What bothers me isn’t the rules — it’s the posture that develops from it within people that should know better. Across the system, everyone points at someone else. If a process takes 10 steps, you’ll find 10 people who feel absolved of responsibility because they can cite 9 other blockers. Friction becomes a moral license to do a mediocre job (while lamenting about it).

The vibe is: “Because the system is slow, I can be slow. Because there are rules, I don’t need judgment. Because there’s risk, I don’t need initiative.” And then we all nod along and nothing moves.

There are excellent people here; I’ve worked with them. But they are fighting upstream against a default of low agency. When the process is bad, too many people collapse into it. Communication narrows to the shortest possible message. Friday after 2pm, the notary won’t reply — and the notary surely will blame labor costs or regulation for why service ends there. The bank will cite compliance for why they don’t need to do anything. The registrar will point at some law that allows them to demand a translation of a document by a court appointed translator. Everyone has a reason. No one owns the outcome.

Meanwhile, in the US, our counsel replies when it matters, even after hours. Bankers answer the same day. The instinct is to enable progress, not enumerate reasons you can’t have it. The goal is the outcome and the rules are constraints to navigate, not a shield to hide behind.

So what’s the point? I can’t fix politics. What I can do: act with agency, and surround myself with people who do the same and speak in support of it.
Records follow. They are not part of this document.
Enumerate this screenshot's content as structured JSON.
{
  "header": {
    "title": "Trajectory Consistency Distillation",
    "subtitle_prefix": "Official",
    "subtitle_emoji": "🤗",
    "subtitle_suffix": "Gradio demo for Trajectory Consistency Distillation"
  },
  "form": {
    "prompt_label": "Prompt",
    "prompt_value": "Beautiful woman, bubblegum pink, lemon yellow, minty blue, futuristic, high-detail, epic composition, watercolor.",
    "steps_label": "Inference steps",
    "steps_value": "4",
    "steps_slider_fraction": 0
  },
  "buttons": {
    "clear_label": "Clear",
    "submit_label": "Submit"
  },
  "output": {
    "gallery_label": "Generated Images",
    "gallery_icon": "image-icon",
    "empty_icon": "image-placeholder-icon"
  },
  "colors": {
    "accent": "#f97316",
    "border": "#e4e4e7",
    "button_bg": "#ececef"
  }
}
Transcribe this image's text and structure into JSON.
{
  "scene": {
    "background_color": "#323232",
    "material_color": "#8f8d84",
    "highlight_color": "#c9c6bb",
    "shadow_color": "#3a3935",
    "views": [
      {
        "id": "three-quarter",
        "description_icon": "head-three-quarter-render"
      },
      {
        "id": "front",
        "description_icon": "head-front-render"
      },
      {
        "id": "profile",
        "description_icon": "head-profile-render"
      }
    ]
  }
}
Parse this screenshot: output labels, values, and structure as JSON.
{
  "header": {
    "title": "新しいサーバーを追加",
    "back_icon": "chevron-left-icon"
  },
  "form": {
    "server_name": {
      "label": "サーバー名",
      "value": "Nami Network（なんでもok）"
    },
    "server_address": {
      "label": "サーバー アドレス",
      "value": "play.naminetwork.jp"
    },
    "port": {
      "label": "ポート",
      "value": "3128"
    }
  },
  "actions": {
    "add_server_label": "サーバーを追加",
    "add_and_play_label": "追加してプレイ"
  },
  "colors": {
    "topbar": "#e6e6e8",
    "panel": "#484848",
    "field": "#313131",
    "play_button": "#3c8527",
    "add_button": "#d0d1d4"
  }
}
Work with those who start from “how do we make this work?” not “why this can’t work.” Name the absurdities without using them as cover. Be transparent, move anyway and tell people.

Nothing stops a notary from designing an onboarding flow that gets an Austrian company set up in five days — standardized KYC packets, templated resolutions, scheduled signing slots, clear checklists, async updates, a bias for same-day feedback. That could exist right now. It rarely does or falls short.

Yes, much in Europe is objectively worse for builders. We have to accept it. Then squeeze everything you can from what is in your control:

  • Own the handoff. When you’re step 3 of 10, behave like step 10 depends on you and behave like you control all 10 steps. Anticipate blockers further down the line. Move same day. Eliminate ambiguity. Close loops.
  • Default to clarity. Send checklists. Preempt the next two questions. Reduce the number of touches.
  • Model urgency without theatrics. Be calm, fast, and precise. Don’t make your customer chase you.
  • Use judgment. Rules exist and we can’t break them all. But we can work with them and be guided by them.

Select for agency. Choose partners who answer promptly when it’s material and who don’t confuse process with progress.

The trap is not only regulation. It’s the learned helplessness it breeds. If we let friction set our standards, we become the friction. We won’t legislate our way to a US-style environment anytime soon. But we don’t need permission to be better operators inside a bad one.

That’s the contrast and it’s the part we control.


Postscript: Comparing Europe to the US triggers people and I’m concious of that. Maturity is holding two truths at once: they do some things right and some things wrong and so do we. You don’t win by talking others down or praying for their failure. I’d rather see both Europe and the US succeed than celebrate Europe failing slightly less.

And no, saying I feel gratitude and happiness when I get a midnight reply doesn’t make me anti-work-life balance (I am not). It means when something is truly time-critical, fast, clear action lifts everyone. The times someone sent a document in minutes, late at night, both sides felt good about it when it mattered. Responsiveness, used with judgment, is not exploitation; it’s respect for outcomes and the relationships we form.